Benjamin Griffey, better known as the rapper Casper, and Felix Brummer of the local band KraftKlub kissed on stage at the free open-air concert. From the stage, Casper said, “I refuse, even in the darkest times, to think that the world is only full of hatred. The fact that so many have gathered here is for me the proof that the world can also be colorful and wonderful.”
The concert was in response to a week of far-right protests. Those protests were after a German-Cuban man was allegedly stabbed to death by two immigrants — similar to the Mollie Tibbetts story in the United States, where anti-immigration activists are trying to control the narrative to support their views, against the wishes of Tibbetts herself and her family.
Concertgoers chanted “Nazis out” at the show and carried anti-racist signs.
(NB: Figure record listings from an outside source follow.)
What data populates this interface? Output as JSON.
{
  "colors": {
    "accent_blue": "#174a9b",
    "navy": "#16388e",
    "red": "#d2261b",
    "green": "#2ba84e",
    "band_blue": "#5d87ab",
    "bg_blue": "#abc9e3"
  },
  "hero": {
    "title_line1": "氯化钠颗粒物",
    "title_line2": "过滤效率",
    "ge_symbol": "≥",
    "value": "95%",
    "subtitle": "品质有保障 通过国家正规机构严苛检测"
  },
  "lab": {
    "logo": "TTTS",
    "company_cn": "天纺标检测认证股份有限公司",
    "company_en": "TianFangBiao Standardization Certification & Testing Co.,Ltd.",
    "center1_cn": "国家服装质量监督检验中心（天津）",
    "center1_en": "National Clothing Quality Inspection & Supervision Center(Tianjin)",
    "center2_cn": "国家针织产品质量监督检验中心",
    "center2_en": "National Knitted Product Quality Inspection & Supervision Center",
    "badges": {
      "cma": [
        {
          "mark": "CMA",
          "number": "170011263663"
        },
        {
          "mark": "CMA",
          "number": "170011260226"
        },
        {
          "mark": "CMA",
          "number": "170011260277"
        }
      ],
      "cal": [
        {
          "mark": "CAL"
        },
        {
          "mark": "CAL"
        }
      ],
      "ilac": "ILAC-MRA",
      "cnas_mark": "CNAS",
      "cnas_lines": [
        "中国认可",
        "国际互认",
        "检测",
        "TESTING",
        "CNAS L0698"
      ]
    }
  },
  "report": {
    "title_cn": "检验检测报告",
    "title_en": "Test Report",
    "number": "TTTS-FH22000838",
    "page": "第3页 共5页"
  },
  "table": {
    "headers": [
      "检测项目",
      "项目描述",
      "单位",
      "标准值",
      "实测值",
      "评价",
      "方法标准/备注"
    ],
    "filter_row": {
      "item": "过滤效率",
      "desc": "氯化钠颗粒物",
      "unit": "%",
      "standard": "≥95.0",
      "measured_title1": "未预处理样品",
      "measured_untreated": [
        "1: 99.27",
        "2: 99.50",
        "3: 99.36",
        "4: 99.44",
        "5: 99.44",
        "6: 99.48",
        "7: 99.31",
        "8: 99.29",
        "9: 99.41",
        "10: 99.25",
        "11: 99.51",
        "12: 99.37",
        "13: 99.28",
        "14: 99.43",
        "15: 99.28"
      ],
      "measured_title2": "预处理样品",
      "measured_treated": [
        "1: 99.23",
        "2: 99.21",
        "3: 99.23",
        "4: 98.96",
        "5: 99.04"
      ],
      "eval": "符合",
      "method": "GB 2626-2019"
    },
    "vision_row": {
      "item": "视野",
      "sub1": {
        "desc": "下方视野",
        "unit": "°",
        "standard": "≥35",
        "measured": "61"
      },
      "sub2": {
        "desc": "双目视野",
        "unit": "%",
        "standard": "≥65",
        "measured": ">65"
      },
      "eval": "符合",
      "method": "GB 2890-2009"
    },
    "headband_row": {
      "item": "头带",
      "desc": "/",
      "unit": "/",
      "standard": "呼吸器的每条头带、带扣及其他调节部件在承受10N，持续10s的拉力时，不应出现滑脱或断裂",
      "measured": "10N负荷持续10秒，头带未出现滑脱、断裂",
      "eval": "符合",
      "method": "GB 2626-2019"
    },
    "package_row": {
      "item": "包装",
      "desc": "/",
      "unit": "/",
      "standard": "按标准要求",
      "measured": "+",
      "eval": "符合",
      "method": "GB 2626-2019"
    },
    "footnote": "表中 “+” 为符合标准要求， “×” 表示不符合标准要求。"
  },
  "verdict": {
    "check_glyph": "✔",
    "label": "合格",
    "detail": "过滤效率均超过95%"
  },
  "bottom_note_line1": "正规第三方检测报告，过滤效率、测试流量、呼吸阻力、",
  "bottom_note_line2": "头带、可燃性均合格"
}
Bands performed in front of a banner reading “#WirSindMehr,” or “We are more,” a riff on the neo-Nazi slogan #WirSindDasVolk, or “We are the people.” According to organizers, the concert was to show “there is no place in Chemnitz for Nazis.”
One of the straight guys kissing, Brummer, also said, “We’re not naive. We’re not under the illusion that you hold a concert and then the world is saved,” he added. “But sometimes it’s important to show that you’re not alone.”
The concert was headlined by Die Toten Hosen, one of Germany’s biggest rock bands. Campino, the lead singer, said of the concert, “This is not about the fight between right and left, it’s about basic decency.”